According to the data brief, COVID-19 was the third leading cause of death in the U.S., Kansas and Douglas County in 2020, behind heart disease and cancer. But in Douglas County, COVID-19 accounted only for 6.1% of deaths, while the rate was around 10% for both the U.S. and Kansas as a whole.
Kinard’s report found that, overall, more deaths occurred in Douglas County in 2020 — 869 of them — than in any of the previous five years, dating back to 2015. But the study also contends that while COVID may have influenced overall mortality in the county, the county’s mortality rate wasn’t abnormally high. And the mortality rate for 2020 isn’t statistically higher than the rates for three of those five years: 2015, 2017 and 2018.
It’s noted in the data brief’s conclusions that one limitation of the report is that it compares only single years, in part because 2021 and 2022 death records weren’t available when the report was being written, when typically multiple years are used in ranking causes of death at the county level. A relatively small number of deaths by cause of death creates large margins of error that make statistical comparisons between causes difficult and subgroup comparisons by demographics like age or race unreliable, according to the report.

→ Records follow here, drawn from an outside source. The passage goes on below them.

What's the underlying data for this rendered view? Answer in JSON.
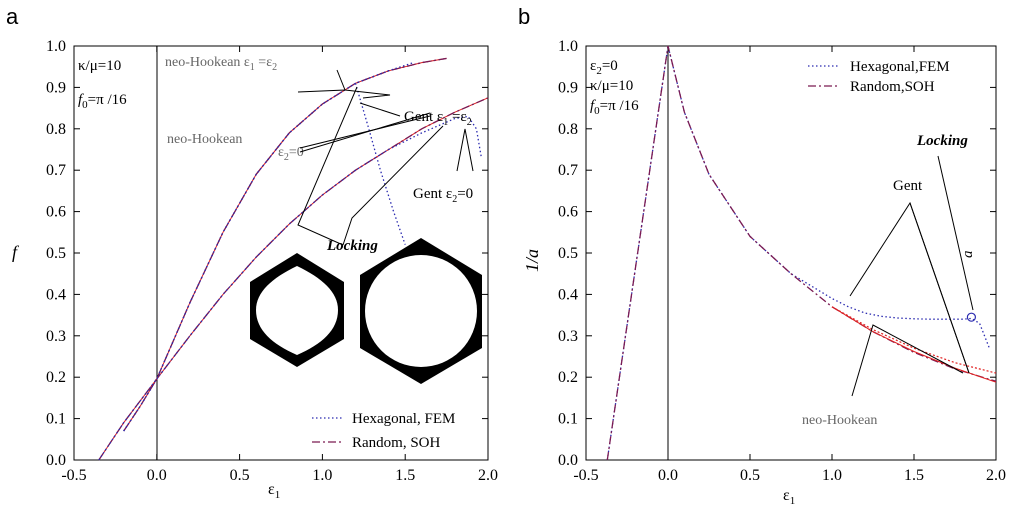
{
  "panels": {
    "a": {
      "letter": "a",
      "ylabel": "f",
      "xlabel": "ε",
      "xlabel_sub": "1",
      "x_ticks": [
        "-0.5",
        "0.0",
        "0.5",
        "1.0",
        "1.5",
        "2.0"
      ],
      "y_ticks": [
        "0.0",
        "0.1",
        "0.2",
        "0.3",
        "0.4",
        "0.5",
        "0.6",
        "0.7",
        "0.8",
        "0.9",
        "1.0"
      ],
      "params": [
        "κ/μ=10",
        "f",
        "0",
        "=π /16"
      ],
      "annotations": {
        "nh_equal": "neo-Hookean ε",
        "nh_equal_b": "1",
        "nh_equal_c": " =ε",
        "nh_equal_d": "2",
        "gent_equal": "Gent ε",
        "gent_equal_b": "1",
        "gent_equal_c": " =ε",
        "gent_equal_d": "2",
        "nh": "neo-Hookean",
        "eps2_zero": "ε",
        "eps2_zero_b": "2",
        "eps2_zero_c": "=0",
        "gent_eps2": "Gent ε",
        "gent_eps2_b": "2",
        "gent_eps2_c": "=0",
        "locking": "Locking"
      },
      "legend": [
        "Hexagonal, FEM",
        "Random, SOH"
      ]
    },
    "b": {
      "letter": "b",
      "ylabel": "1/a",
      "xlabel": "ε",
      "xlabel_sub": "1",
      "x_ticks": [
        "-0.5",
        "0.0",
        "0.5",
        "1.0",
        "1.5",
        "2.0"
      ],
      "y_ticks": [
        "0.0",
        "0.1",
        "0.2",
        "0.3",
        "0.4",
        "0.5",
        "0.6",
        "0.7",
        "0.8",
        "0.9",
        "1.0"
      ],
      "params": [
        "ε",
        "2",
        "=0",
        "κ/μ=10",
        "f",
        "0",
        "=π /16"
      ],
      "annotations": {
        "locking": "Locking",
        "gent": "Gent",
        "a": "a",
        "nh": "neo-Hookean"
      },
      "legend": [
        "Hexagonal,FEM",
        "Random,SOH"
      ]
    }
  },
  "colors": {
    "fem": "#2b2bb0",
    "soh": "#7a1a52",
    "red": "#e02020",
    "axis": "#000000"
  },
  "chart_data": [
    {
      "type": "line",
      "title": "",
      "xlabel": "ε1",
      "ylabel": "f",
      "xlim": [
        -0.5,
        2.0
      ],
      "ylim": [
        0.0,
        1.0
      ],
      "series": [
        {
          "name": "Hexagonal, FEM",
          "curve": "equibiaxial neo-Hookean",
          "x": [
            -0.2,
            -0.1,
            0,
            0.2,
            0.4,
            0.6,
            0.8,
            1.0,
            1.2,
            1.4,
            1.6,
            1.75
          ],
          "y": [
            0.07,
            0.13,
            0.196,
            0.38,
            0.55,
            0.69,
            0.79,
            0.86,
            0.91,
            0.94,
            0.96,
            0.97
          ]
        },
        {
          "name": "Random, SOH",
          "curve": "equibiaxial neo-Hookean",
          "x": [
            -0.2,
            -0.1,
            0,
            0.2,
            0.4,
            0.6,
            0.8,
            1.0,
            1.2,
            1.4,
            1.6,
            1.75
          ],
          "y": [
            0.07,
            0.13,
            0.196,
            0.38,
            0.55,
            0.69,
            0.79,
            0.86,
            0.91,
            0.94,
            0.96,
            0.97
          ]
        },
        {
          "name": "Hexagonal, FEM",
          "curve": "equibiaxial Gent",
          "x": [
            -0.2,
            -0.1,
            0,
            0.2,
            0.4,
            0.6,
            0.8,
            1.0,
            1.2,
            1.4,
            1.55
          ],
          "y": [
            0.07,
            0.13,
            0.196,
            0.38,
            0.55,
            0.69,
            0.79,
            0.86,
            0.91,
            0.94,
            0.96
          ]
        },
        {
          "name": "Hexagonal, FEM",
          "curve": "equibiaxial locking",
          "x": [
            1.2,
            1.28,
            1.35,
            1.43,
            1.5
          ],
          "y": [
            0.91,
            0.8,
            0.7,
            0.6,
            0.52
          ]
        },
        {
          "name": "Random, SOH",
          "curve": "uniaxial neo-Hookean",
          "x": [
            -0.35,
            -0.2,
            0,
            0.2,
            0.4,
            0.6,
            0.8,
            1.0,
            1.2,
            1.4,
            1.6,
            1.8,
            2.0
          ],
          "y": [
            0.0,
            0.09,
            0.196,
            0.3,
            0.4,
            0.49,
            0.57,
            0.64,
            0.7,
            0.75,
            0.8,
            0.84,
            0.875
          ]
        },
        {
          "name": "Hexagonal, FEM",
          "curve": "uniaxial Gent",
          "x": [
            -0.35,
            -0.2,
            0,
            0.2,
            0.4,
            0.6,
            0.8,
            1.0,
            1.2,
            1.4,
            1.6,
            1.8,
            1.88,
            1.93,
            1.96
          ],
          "y": [
            0.0,
            0.09,
            0.196,
            0.3,
            0.4,
            0.49,
            0.57,
            0.64,
            0.7,
            0.75,
            0.79,
            0.825,
            0.83,
            0.8,
            0.73
          ]
        }
      ]
    },
    {
      "type": "line",
      "title": "",
      "xlabel": "ε1",
      "ylabel": "1/a",
      "xlim": [
        -0.5,
        2.0
      ],
      "ylim": [
        0.0,
        1.0
      ],
      "series": [
        {
          "name": "Hexagonal,FEM",
          "x": [
            -0.37,
            -0.2,
            0,
            0.1,
            0.25,
            0.5,
            0.75,
            1.0,
            1.1,
            1.2,
            1.3,
            1.4,
            1.5,
            1.6,
            1.7,
            1.8,
            1.85,
            1.9,
            1.93,
            1.96
          ],
          "y": [
            0.0,
            0.46,
            1.0,
            0.84,
            0.69,
            0.54,
            0.45,
            0.39,
            0.37,
            0.355,
            0.347,
            0.343,
            0.341,
            0.34,
            0.34,
            0.34,
            0.342,
            0.33,
            0.3,
            0.27
          ]
        },
        {
          "name": "Random,SOH",
          "x": [
            -0.37,
            -0.2,
            0,
            0.1,
            0.25,
            0.5,
            0.75,
            1.0,
            1.25,
            1.5,
            1.75,
            2.0
          ],
          "y": [
            0.0,
            0.46,
            1.0,
            0.84,
            0.69,
            0.54,
            0.45,
            0.37,
            0.31,
            0.26,
            0.22,
            0.19
          ]
        },
        {
          "name": "Gent (red dotted)",
          "x": [
            1.0,
            1.25,
            1.5,
            1.75,
            2.0
          ],
          "y": [
            0.37,
            0.315,
            0.27,
            0.235,
            0.21
          ]
        },
        {
          "name": "neo-Hookean (red)",
          "x": [
            1.0,
            1.25,
            1.5,
            1.75,
            2.0
          ],
          "y": [
            0.37,
            0.31,
            0.262,
            0.222,
            0.188
          ]
        }
      ],
      "marker": {
        "x": 1.85,
        "y": 0.345
      }
    }
  ]
}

But Kinard asserts that the brief still illustrates the impact COVID-19 had in Douglas County in 2020 despite any limitations. Per the report, a relatively lower proportion of deaths attributable to COVID-19 in the county may explain why the overall 2020 mortality rate wasn’t statistically higher than in 2015, 2017 and 2018 — years when there were relatively equivalent numbers of deaths when omitting the roughly 142 COVID deaths from 2020.
The study says that’s likely because mitigation measures like mask mandates kept the county’s death rate lower than it could’ve been. That assumption, Kinard states, is borne of a study of Kansas counties that showed counties without mask mandates had death rates 1.8 times higher than counties with them.
Kinard adds that other successful responses to COVID-19 in the county probably played a role. That included strong collaboration between the county, health care, public health and emergency management, which allowed for a coordinated response with consistent messaging, and investigation of cases through contact tracing leading to containment of outbreaks and a slowed rate of community spread.